- Desirable Fleetwood-style roadster
- Antique Automobile Club of America (AACA) National First winner
- Superb quality restoration
On 4 January 1930, New Yorkers were treated to an engineering tour de force. At the opening of the National Automobile Show at the Grand Central Palace, Cadillac unveiled the world’s first production V-16 automobile engine. The late historian Griffith Borgeson explained it elegantly: “It really made history and it made Cadillac, beyond all discussion, the absolute world leader in motoring magnificence . . . . It was the super engine that set the whole exercise apart.”
The creative genius behind this powerplant was Owen Nacker, an industry veteran who had worked on Howard Marmon’s long-simmering V-16 project. His first project for Cadillac was the LaSalle V-8 in 1927; shortly thereafter, he was working on Cadillac’s own V-16. Nacker flouted a lot of Cadillac tradition. The new engine was designed with overhead valves, which the division had never used. Overhead valves were noisy, but Nacker adopted a new hydraulic lifter setup developed by GM engineering that effectively provided zero-lash operation. With overhead valves, the exhaust manifolds could now move to the outside, important because the narrow 45-degree vee left little room for manifold clutter.

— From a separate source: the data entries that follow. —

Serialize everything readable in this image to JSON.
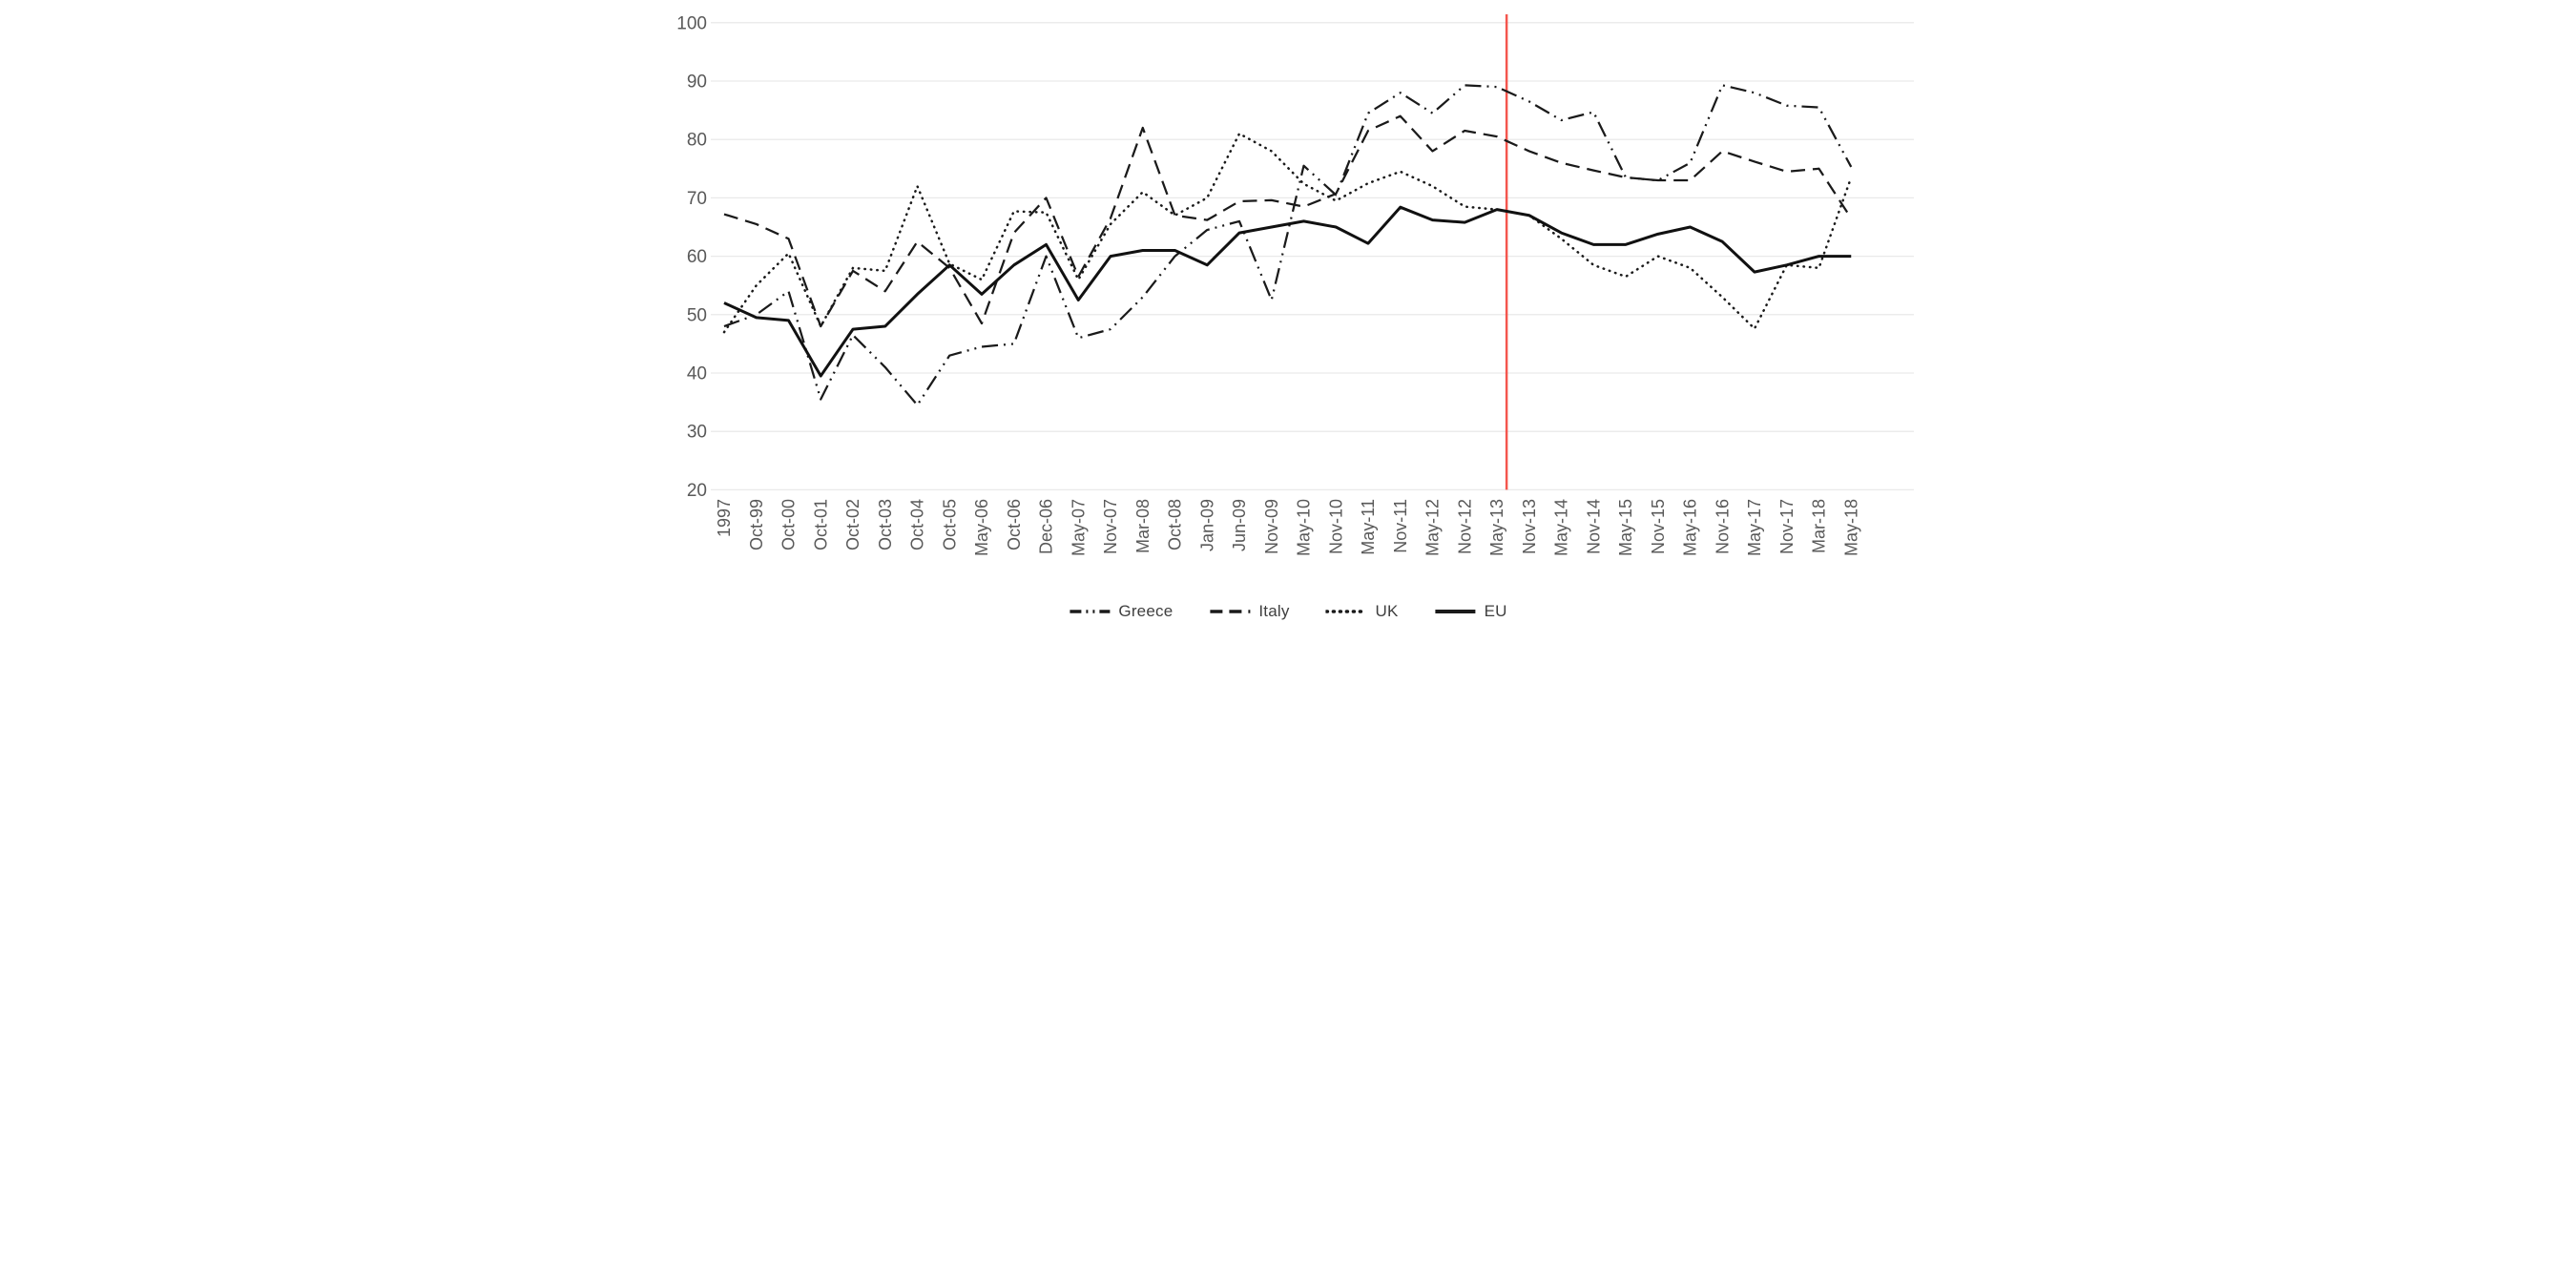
{
  "chart_data": {
    "type": "line",
    "title": "",
    "xlabel": "",
    "ylabel": "",
    "ylim": [
      20,
      100
    ],
    "ytick_step": 10,
    "ytick_labels": [
      "100",
      "90",
      "80",
      "70",
      "60",
      "50",
      "40",
      "30",
      "20"
    ],
    "grid": "horizontal",
    "legend_position": "bottom-center",
    "categories": [
      "1997",
      "Oct-99",
      "Oct-00",
      "Oct-01",
      "Oct-02",
      "Oct-03",
      "Oct-04",
      "Oct-05",
      "May-06",
      "Oct-06",
      "Dec-06",
      "May-07",
      "Nov-07",
      "Mar-08",
      "Oct-08",
      "Jan-09",
      "Jun-09",
      "Nov-09",
      "May-10",
      "Nov-10",
      "May-11",
      "Nov-11",
      "May-12",
      "Nov-12",
      "May-13",
      "Nov-13",
      "May-14",
      "Nov-14",
      "May-15",
      "Nov-15",
      "May-16",
      "Nov-16",
      "May-17",
      "Nov-17",
      "Mar-18",
      "May-18"
    ],
    "series": [
      {
        "name": "Greece",
        "style": "dash-dot-dot",
        "color": "#1a1a1a",
        "width": 4.5,
        "values": [
          48,
          50,
          54,
          35.5,
          46.5,
          41,
          34.5,
          43,
          44.5,
          45,
          60,
          46,
          47.5,
          53,
          60,
          64.5,
          66,
          52.5,
          75.5,
          70.5,
          84.5,
          88,
          84.5,
          89.3,
          89,
          86.5,
          83.3,
          84.7,
          73.5,
          73,
          76,
          89.3,
          88,
          85.8,
          85.5,
          75.3
        ]
      },
      {
        "name": "Italy",
        "style": "dashed",
        "color": "#1a1a1a",
        "width": 4.5,
        "values": [
          67.2,
          65.5,
          63,
          48,
          57.5,
          54,
          62.5,
          58,
          48.5,
          64,
          70,
          56.5,
          66.5,
          82,
          67,
          66.2,
          69.4,
          69.6,
          68.5,
          70.7,
          81.5,
          84,
          78,
          81.5,
          80.5,
          78,
          76,
          74.7,
          73.5,
          73,
          73,
          78,
          76.2,
          74.5,
          75,
          66.5
        ]
      },
      {
        "name": "UK",
        "style": "dotted",
        "color": "#1a1a1a",
        "width": 5,
        "values": [
          47,
          55,
          60.5,
          48,
          58,
          57.5,
          72,
          58.7,
          56,
          67.7,
          67.5,
          56,
          65.5,
          71,
          67,
          70,
          81,
          78,
          72.4,
          69.5,
          72.5,
          74.5,
          72,
          68.5,
          68,
          67,
          63,
          58.5,
          56.5,
          60,
          58,
          53,
          47.6,
          58.5,
          58,
          73.5
        ]
      },
      {
        "name": "EU",
        "style": "solid",
        "color": "#111111",
        "width": 6,
        "values": [
          52,
          49.5,
          49,
          39.5,
          47.5,
          48,
          53.5,
          58.5,
          53.5,
          58.5,
          62,
          52.5,
          60,
          61,
          61,
          58.5,
          64,
          65,
          66,
          65,
          62.2,
          68.4,
          66.2,
          65.8,
          68,
          67,
          64,
          62,
          62,
          63.8,
          65,
          62.5,
          57.3,
          58.5,
          60,
          60
        ]
      }
    ],
    "event_marker": {
      "label": "",
      "x_index": 24.3,
      "between": "May-13 and Nov-13",
      "color": "#f4564e"
    },
    "colors": {
      "gridline": "#e9e9e9",
      "axis_text": "#595959",
      "line": "#1a1a1a",
      "marker": "#f4564e",
      "background": "#ffffff"
    }
  },
  "legend": {
    "items": [
      {
        "label": "Greece",
        "style": "dash-dot-dot"
      },
      {
        "label": "Italy",
        "style": "dashed"
      },
      {
        "label": "UK",
        "style": "dotted"
      },
      {
        "label": "EU",
        "style": "solid"
      }
    ]
  }
}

There were plenty of bodies from which to choose. The catalogue listed 54 types, from roadster to town car, most of them from Fleetwood. Some were built in Fleetwood’s original facility in Pennsylvania, while others at the new Detroit, Michigan, plant.
Ordered on 14 May 1930 by Burke Cadillac Company of Indianapolis, engine no. 701673 was built as Style 4375S, a seven-passenger sedan. Though its early history is not known, as presented here, it bears an attractive roadster body constructed by Dave Long of Bozeman, Montana, for cinematographer-turned-classic-car-restorer Al Giddings. Completed in 2015, it promptly took an AACA National First, medallion W31260, and subsequently received Senior status.
The stunning black-and-red paint was done by Nathan Fall of Bozeman, the black body moldings striped in red by Mike Tello of Butte, Montana. The black leather interior came from Oklahoma upholsterer Dan Kirkpatrick. The immense 148-in. wheelbase allows a very capacious rumble seat, complete with comfortable arm rests and ample foot room. There is a golf bag door on the right side for convenience in loading sporting goods or small packages, while larger luggage is accommodated in an attractive rack-mounted trunk at the rear.
Authentic Cadillac spotlights are fitted to both sides of the windshield, and Pilot Ray driving lights illuminate roads whether straight or twisty. The dual side-mount spares are shod with steel covers, and the chrome wire wheels are mounted with Firestone Heavy Duty wide whitewalls.
The V-16 is one of Cadillac’s most coveted models, and this car is an excellent example of one of the most desirable body styles and presents a rare opportunity to acquire one.